Nada de Todo Esto, by Patricio Martínez and Francisco Cantón.

Nada de Todo Esto (None of That), an Argentinian film directed by Patricio Martínez and Francisco Cantón, is an astute slice-of-life social commentary. Driving through an affluent suburb, a mother points out to her daughter the features of many expensive homes but is so distracted that she drives her car into the well-kept garden in front of a grand home. While the daughter searches for some rods of wood to assist in getting the car out of the mud, the mother acts somewhat bizarrely, as she explores the home and becomes enrapt with its rich trappings. From there, all sorts of unpredictable behavior and responses ensue, specifically over an expensive sugar bowl that the owner of the home esteems over everything else. 

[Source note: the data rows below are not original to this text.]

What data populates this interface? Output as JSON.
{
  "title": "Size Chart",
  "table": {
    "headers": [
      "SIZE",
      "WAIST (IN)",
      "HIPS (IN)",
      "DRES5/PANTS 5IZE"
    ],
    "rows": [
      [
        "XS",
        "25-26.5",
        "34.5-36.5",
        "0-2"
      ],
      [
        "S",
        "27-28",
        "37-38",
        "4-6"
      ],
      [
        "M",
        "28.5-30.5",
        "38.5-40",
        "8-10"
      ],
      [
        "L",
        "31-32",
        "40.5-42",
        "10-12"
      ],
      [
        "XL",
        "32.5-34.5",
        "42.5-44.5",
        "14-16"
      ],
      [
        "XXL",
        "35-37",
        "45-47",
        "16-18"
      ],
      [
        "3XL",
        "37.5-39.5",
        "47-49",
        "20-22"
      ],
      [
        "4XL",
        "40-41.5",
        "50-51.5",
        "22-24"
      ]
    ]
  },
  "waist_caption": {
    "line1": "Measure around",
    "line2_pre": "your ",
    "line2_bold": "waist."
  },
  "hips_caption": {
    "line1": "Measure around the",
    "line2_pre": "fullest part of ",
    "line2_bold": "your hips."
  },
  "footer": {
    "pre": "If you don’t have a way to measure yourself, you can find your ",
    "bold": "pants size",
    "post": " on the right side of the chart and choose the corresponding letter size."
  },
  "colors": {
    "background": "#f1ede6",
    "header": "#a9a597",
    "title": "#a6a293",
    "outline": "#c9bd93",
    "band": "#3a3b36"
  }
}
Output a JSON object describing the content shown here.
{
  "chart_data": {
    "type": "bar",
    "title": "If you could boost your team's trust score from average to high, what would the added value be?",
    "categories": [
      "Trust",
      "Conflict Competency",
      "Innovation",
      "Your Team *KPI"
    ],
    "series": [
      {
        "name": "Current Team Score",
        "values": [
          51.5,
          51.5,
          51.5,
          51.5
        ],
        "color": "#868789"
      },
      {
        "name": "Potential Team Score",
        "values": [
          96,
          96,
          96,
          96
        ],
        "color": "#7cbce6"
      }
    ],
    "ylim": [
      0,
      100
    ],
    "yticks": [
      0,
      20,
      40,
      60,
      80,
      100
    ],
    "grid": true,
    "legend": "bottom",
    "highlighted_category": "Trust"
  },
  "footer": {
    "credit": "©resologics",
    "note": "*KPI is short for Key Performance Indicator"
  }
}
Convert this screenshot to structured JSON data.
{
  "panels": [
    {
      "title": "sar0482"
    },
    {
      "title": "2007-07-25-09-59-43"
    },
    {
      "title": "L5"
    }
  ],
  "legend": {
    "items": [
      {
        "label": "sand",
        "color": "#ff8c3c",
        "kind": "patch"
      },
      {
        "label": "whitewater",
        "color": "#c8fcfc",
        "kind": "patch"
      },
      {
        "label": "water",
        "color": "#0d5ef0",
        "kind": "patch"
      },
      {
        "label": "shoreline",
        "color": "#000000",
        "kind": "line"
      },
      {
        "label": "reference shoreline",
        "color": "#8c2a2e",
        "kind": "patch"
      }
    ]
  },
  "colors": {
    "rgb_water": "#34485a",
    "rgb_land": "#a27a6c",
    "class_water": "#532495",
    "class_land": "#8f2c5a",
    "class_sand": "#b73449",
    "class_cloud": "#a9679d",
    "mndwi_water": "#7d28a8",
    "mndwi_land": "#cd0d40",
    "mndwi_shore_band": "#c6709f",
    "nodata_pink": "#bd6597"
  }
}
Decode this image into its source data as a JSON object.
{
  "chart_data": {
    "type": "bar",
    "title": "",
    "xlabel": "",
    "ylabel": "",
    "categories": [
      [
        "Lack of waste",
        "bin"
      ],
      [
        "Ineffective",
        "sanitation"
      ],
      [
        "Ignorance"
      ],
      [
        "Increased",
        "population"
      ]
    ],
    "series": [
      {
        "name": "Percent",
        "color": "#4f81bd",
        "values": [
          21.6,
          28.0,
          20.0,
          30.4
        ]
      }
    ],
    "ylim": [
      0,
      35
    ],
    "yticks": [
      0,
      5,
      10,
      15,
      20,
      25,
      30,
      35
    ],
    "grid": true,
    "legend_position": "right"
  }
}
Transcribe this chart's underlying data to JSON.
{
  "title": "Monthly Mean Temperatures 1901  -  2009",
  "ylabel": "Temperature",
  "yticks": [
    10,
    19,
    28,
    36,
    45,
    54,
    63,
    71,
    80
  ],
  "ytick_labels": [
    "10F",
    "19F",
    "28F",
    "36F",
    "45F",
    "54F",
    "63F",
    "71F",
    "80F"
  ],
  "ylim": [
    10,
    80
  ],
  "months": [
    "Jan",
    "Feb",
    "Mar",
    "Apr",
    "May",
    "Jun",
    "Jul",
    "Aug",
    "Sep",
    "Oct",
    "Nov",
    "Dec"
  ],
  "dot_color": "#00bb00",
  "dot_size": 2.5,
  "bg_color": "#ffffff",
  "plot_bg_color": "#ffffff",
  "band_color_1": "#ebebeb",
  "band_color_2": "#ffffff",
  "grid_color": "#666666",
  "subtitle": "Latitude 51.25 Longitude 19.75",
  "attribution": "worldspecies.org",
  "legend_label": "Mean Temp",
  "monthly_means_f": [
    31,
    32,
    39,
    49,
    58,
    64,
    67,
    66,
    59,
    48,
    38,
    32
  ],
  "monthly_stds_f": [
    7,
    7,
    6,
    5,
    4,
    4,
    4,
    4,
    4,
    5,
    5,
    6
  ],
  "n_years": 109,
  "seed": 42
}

An entry from Iceland, FÁR (Intrusion). directed by Gunnur Martinsdóttir Schlüter, moves swiftly from a routine business meeting in a typical cafe into the profound territory of a moral dilemma. To the point, the five-minute film asks viewers to recognize the problems of being insensitive and unaware to people and events that surround them, even on ordinary days such as the one portrayed in the film. Early in the film, a seagull flies into the window and collapses on the ground, which sets up the primary tension. “I wanted it to be unexpected and somehow cut into the atmosphere inside the coffee house. I can’t describe the atmosphere in the coffee house, since I think the audience can read out of it what they want,” Schlüter said in an interview with Directors Notes. “The protagonist of the film is observing and we see the coffee house through her eyes and mind, but it’s up to the audience to decide or feel what she is experiencing.”

FÁR (Intrusion). directed by Gunnur Martinsdóttir Schlüter.

Gianfranco Fernández-Ruiz’s Saborrrr! is a fine sharp comedy with well-place tinges of horror elements, whicb earned him best director honors at the 2024 Zepstone International Film Festival Awards. The film succeeds as a satire, which Fernández-Ruiz intended. He explained in his director’s statement that “our characters won’t be immune to finding themselves in harrowing, sometimes downright terrifying situations, but a more exploitive lens will be shattered by representation that champions the individual to reclaim their power.”

From Lithuania, Before Pandemic and War, There Were Bed Bugs and Love! is a great little documentary. Nuruzzaman Khan, a native of Bangladesh, directed the film, which reflects on a relationship with a woman that had high expectations of becoming meaningful, as the couple would make films, open their own restaurant and adopt orphans. The title suggests everything that becomes of major importance in their story including those pesky annoying nocturnal parasites. 

5/3/0, by Danilo Stanimirović.

5/3/0, a narrative short from Serbia which is directed by Danilo Stanimirović, is about Saška, a young teen woman pf 14, who hires a taxi to take her to a birthday party. The cab driver asks all sorts of questions and while she tells him that she plans to take a bus home after the party, he insists on giving her a business card to call him if she needs a cab later in the evening. Saška ends up staying at the party longer than anticipated and reluctantly decides to take up the drive4’s offer. When he picks her up, he nags her to join him in the front seat. The closing scenes of the film suggest what happens next. Stanimirović handles this with fine sensitivity. In his director’s statement, he mentioned connecting with a friend from their school days, who told him about a taxi driver who attempted to sexually assault her. “I was horrified when I realized that the taxi driver who tried to rape her is still working in the neighbourhood of our hometown,” he explained. “I could not stop thinking about the details of her story, and the fact that I, as well as none of the other friends in the class, never heard about what happened. That is why I felt the need to tell this story and dedicate it to her, as well as to attempt to deal with the problem of distrust on the part of society towards victims.”